An oil level anywhere between the MIN and the MAX is enough oil for the lubrication system to do its job properly. No immediate damage is likely just below MIN, but there will be less safety margin in the event of further oil loss, and less capacity to absorb and dissipate heat. A fill to slightly above MAX will also do no harm; indeed, the safety margin against loss will be increased. One downside is that the crankshaft webs incur more resistance as they splash more deeply through the pool of viscous liquid than they would if spinning in air and oil spray, fractionally reducing performance and needlessly thrashing the oil’s physical structure.
So, ensure your engine has been idle for a minute before checking the dipstick level. And, after topping up, also wait a minute for the new oil to drain down from the filler cap to the sump before you check again. An overfill of half-a-litre can be ignored until your next service.
The Bugatti Chiron might be the fastest street car ever made, but who’s driving at that speed?
I see that the fastest street-legal car is the Bugatti Chiron, which has recorded a top speed of 490.84kph. Whatever that is worth, surely somebody must be trying to achieve a landmark 500 kph. What is stopping them?
Short answer: The Traffic Act (vehicle design regulations) and fresh air (wind resistance). And also because 500 is unachievable on a “road”, and yet paltry in terms of land-speed records. The fastest “car” (on land, on wheels but not street legal) has more than doubled that landmark… and broken the sound barrier!
Longer answer: The key phrase here is “street-legal” – the Chiron test presumably complied with all the regulations for a car used on public roads. This imposes dozens of restrictions ranging from the fuel type to noise levels, dimensions, weight, control and safety requirements, and, and, and… Almost all of them militate against straight-line maximum speed. And none of them apply to land-speed record attempts.
For all that, the Chiron’s formally tested top speed is nothing more than a curiosity, even for Bugatti. The fastest street-car-in-the-world is a handy marketing gimmick (and kudos to the engineers) and to say it demands independent test proof. But no owner will ever drive one on a “road” at much more than half that speed. Nor, in all probability, was circa 500kph a design goal – numerous other performance characteristics in more useable circumstances will have taken precedence.
The 490 figure is meaningless as a specific, but it reflects a general impression of extraordinary power, performance, design quality, stability and so on. “Cars” that set land-speed records above 1,000kph have rocket engines.

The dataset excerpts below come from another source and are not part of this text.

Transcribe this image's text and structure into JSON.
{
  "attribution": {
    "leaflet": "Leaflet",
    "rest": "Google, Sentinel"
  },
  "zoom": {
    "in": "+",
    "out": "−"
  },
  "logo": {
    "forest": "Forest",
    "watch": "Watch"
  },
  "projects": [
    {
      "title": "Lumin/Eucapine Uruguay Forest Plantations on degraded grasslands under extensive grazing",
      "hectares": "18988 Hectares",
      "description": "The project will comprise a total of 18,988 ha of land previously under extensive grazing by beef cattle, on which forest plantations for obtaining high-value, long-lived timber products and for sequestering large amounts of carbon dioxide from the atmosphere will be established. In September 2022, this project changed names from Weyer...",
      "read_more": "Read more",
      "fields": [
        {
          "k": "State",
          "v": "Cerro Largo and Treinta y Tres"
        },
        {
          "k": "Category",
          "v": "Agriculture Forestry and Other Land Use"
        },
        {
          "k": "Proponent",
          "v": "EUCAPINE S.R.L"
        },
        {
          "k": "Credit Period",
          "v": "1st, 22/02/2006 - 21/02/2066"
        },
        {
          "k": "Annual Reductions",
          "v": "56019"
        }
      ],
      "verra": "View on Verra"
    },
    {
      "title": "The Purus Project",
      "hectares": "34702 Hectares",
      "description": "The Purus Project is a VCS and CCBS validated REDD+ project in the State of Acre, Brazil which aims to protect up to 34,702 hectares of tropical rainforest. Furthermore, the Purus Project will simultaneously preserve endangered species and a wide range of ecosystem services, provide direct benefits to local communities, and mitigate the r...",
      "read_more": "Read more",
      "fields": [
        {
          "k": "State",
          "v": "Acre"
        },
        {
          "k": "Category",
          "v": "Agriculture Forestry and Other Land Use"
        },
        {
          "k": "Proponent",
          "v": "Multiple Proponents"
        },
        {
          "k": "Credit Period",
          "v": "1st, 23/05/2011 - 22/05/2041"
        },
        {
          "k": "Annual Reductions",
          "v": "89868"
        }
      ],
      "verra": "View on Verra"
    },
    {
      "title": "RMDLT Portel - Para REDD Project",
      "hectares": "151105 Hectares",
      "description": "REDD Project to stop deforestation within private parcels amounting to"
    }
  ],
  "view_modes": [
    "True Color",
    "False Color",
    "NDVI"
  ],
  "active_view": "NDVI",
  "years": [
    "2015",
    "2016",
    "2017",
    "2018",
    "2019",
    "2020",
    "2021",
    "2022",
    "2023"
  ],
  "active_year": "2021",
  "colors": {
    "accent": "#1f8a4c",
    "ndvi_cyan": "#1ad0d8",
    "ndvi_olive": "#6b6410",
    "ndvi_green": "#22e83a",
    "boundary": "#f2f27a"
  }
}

If used on roads, when they set off at the traffic lights they would either blow the car behind them onto the pavement or set fire to it.
Not all towing straps are worth your money…
There are many types of towing strap available on the market. Some are quite good, others are flashy but flimsy. Kinetic straps (per last week’s DN2 article) operate on a very different level of strength. Their webbing is at least twice as thick and probably 10 times as strong as conventional towing belts. They are also 10 times the price. Kinetics don’t usually have hooks (the joint between hook and web is a potential weak point), instead, they have loops at both ends, made of their own webbing material in a continuous band. Kinetics are also much longer to give the towing vehicle enough slack to build momentum before the strap jerks taut. The adjacent picture shows what a (much used) kinetic strap looks like. It is nine metres long.